Como con las mujeres, Sinatra también dio bruscos bandazos en política. Defendió a Roosevelt y el New Deal. Apoyó con conciertos a Kennedy, compañero de correrías golfas. Eran los tiempos en que Sinatra lideraba el célebre Rat Pack, grupo en el que también estaban su compadre Dean Martin y Peter Lawford, cuñado del propio JFK. Avanzados los 60, en medio de tanta revuelta contracultural, viró a la derecha.
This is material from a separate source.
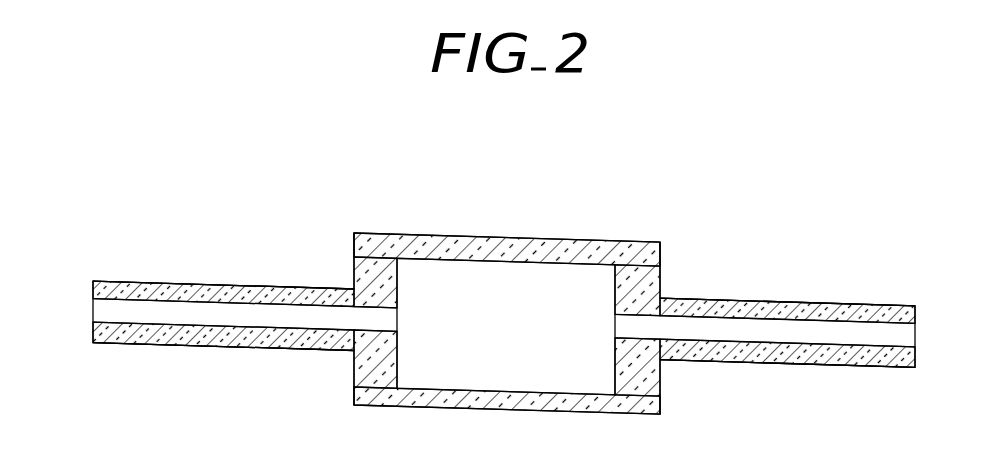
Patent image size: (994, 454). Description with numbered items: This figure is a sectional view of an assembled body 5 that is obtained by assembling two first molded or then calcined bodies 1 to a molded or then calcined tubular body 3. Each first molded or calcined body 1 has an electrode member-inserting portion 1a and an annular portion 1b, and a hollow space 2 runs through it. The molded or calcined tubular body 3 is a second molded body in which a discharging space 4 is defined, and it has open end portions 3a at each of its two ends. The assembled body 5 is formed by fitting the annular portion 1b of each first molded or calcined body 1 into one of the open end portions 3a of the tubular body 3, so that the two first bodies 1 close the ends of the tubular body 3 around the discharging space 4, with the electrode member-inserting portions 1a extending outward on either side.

Con Reagan tenía química. Nixon, en cambio, lo decepcionó cuando supo de su vena italófoba.
Para el mito no fue fácil envejecer pero encajó los años con deportividad. Renunció a entender a las mujeres y al mundo. Se quitó así un peso de encima. “Sus imperfecciones fueron desoncertantes. Sus crueldades, imperdonables. Pero fue un artista genuino, y su obra perdurará mientras los hombres y las mujeres sean capaces de escuchar, de ponderar y de sentir. Al final, eso es lo que verdaderamente importa”, concluye Hamill.